2026 AI Security Predictions: Data Exhaust, Autonomous Adversaries, and the Identity Crisis
Security leaders predict the first major breach from AI data exhaust, the rise of autonomous attackers, and an identity crisis at the intersection of AI and access management.
As 2025 closes, the cybersecurity industry's forward-looking assessments for 2026 converge on a specific concern that most organizations are not yet tracking: AI data exhaust.
George Gerchow, Chief Security Officer at Bedrock Data, predicts that 2026 will see the first major breach directly attributed to AI-generated data exhaust — forgotten vector databases, abandoned prompt logs from discontinued pilots, and orphaned training data left accessible on cloud storage. This is not theoretical. Organizations that have experimented with AI over the past two years have generated enormous volumes of data artifacts that were never inventoried, never classified, and never included in data retention policies.
Shadow AI amplifies this problem. When employees use unsanctioned AI tools to process work data, they create data artifacts outside any governance framework. No ticket was filed. No data classification was applied. No retention policy covers the output. The data simply exists, discoverable, and potentially containing sensitive information that was never meant to leave the enterprise.

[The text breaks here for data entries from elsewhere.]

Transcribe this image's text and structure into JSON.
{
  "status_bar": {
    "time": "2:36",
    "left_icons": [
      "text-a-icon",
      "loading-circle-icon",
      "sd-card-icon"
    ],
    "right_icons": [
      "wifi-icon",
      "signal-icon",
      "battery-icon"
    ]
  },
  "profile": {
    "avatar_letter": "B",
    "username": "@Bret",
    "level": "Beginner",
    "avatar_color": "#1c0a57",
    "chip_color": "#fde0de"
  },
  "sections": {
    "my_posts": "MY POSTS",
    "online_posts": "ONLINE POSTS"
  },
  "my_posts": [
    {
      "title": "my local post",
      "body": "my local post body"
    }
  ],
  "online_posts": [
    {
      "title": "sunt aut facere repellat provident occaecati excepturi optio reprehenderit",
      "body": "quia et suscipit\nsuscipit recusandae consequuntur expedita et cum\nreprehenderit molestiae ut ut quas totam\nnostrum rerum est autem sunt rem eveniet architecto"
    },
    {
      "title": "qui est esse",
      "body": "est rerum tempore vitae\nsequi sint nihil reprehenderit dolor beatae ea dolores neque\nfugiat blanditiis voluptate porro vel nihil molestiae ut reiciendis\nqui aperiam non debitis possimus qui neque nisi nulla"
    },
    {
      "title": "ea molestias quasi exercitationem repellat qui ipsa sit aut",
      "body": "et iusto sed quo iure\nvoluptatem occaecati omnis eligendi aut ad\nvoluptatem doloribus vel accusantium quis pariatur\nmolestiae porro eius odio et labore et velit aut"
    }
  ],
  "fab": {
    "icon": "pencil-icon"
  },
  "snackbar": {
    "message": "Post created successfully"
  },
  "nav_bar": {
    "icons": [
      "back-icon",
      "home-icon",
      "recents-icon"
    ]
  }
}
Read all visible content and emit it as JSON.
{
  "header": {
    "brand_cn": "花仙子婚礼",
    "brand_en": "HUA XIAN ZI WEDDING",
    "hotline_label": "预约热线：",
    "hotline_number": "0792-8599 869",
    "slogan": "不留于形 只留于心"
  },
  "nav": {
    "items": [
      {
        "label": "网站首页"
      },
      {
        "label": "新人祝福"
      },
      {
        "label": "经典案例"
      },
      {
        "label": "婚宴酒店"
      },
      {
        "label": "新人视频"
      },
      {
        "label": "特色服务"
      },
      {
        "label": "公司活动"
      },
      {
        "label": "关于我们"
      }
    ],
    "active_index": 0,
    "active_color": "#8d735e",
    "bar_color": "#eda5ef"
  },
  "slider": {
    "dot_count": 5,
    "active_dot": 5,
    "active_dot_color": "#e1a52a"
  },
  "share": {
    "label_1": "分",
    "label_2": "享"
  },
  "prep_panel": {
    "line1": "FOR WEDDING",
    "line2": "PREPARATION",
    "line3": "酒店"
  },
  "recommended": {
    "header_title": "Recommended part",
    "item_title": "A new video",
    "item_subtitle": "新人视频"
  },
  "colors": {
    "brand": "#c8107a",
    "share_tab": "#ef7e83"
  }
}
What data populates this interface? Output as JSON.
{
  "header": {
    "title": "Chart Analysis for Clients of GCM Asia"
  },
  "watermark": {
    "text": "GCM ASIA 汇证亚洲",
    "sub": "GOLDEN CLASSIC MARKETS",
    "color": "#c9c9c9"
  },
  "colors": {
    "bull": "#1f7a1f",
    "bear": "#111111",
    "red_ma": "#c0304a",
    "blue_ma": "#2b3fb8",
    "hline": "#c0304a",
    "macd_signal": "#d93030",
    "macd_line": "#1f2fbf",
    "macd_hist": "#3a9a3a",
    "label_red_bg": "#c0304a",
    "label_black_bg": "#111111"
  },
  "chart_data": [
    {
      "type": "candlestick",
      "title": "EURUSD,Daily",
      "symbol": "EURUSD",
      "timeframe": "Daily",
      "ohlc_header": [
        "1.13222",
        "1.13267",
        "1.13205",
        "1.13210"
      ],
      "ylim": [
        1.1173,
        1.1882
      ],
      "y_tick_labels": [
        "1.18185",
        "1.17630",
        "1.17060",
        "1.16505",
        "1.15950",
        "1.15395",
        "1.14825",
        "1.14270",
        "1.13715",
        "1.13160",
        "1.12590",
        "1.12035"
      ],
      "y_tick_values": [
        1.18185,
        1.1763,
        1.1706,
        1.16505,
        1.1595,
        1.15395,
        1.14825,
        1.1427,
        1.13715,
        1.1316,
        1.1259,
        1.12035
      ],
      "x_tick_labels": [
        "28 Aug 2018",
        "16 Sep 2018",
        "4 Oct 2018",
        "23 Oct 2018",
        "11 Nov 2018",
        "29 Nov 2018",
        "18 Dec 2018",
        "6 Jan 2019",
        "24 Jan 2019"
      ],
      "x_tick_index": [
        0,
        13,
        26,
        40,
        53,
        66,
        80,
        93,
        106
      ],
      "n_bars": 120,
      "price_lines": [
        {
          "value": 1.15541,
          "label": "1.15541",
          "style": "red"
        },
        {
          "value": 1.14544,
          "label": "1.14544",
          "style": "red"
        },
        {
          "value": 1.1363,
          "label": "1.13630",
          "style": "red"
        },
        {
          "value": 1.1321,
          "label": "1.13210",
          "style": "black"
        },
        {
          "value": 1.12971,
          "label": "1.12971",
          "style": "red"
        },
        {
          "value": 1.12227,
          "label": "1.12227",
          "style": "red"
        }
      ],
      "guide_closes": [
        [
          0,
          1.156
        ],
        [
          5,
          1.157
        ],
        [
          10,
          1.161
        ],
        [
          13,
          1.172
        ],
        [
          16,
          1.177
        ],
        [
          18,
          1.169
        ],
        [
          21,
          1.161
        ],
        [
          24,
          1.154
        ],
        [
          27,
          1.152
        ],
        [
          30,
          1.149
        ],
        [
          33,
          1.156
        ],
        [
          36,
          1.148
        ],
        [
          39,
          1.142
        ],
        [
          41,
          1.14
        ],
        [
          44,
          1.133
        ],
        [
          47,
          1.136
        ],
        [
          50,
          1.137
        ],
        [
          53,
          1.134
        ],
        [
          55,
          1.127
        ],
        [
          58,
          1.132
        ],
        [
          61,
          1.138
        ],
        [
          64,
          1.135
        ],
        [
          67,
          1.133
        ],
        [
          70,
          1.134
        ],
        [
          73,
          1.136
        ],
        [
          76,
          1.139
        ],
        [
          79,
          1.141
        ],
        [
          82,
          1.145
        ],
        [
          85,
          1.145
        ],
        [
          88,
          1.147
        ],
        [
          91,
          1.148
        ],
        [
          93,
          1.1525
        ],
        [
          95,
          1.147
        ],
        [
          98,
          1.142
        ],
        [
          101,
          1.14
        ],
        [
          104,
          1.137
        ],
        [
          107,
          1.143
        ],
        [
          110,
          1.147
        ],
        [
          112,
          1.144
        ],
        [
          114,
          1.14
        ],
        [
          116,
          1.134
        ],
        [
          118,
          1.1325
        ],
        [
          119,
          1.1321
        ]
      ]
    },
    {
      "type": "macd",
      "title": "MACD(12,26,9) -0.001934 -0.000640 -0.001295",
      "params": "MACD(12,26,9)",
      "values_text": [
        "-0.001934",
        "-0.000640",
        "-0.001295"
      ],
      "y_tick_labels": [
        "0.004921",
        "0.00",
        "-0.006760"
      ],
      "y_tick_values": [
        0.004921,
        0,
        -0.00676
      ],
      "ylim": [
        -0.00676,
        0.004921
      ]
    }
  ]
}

The second prediction cluster concerns autonomous adversaries. Security researchers documented the first widely acknowledged AI-driven cyberattack campaign in 2025 — designated GTG-1002 — where AI systems automated most operational steps. The attack did not use AI for novel exploit discovery. It used AI for speed and scale: automating reconnaissance, credential testing, lateral movement, and data exfiltration. The asymmetry is stark: defenders need AI governance; attackers just need AI.
The third prediction addresses what analysts call the identity crisis. AI agents that connect to enterprise systems via MCP, OAuth, and service accounts create a new category of identity that does not map cleanly to existing identity management frameworks. An AI agent with access to Slack, Google Workspace, and a CRM system has elevated privileges that traditional IAM was not designed to govern. When 97 percent of AI breach victims lacked access controls, this identity gap is where the exposure lives.
The common thread across all three predictions: the artifacts, identities, and access patterns that AI creates outside governance frameworks become tomorrow's breach vectors. The time to address them is before the breach, not after.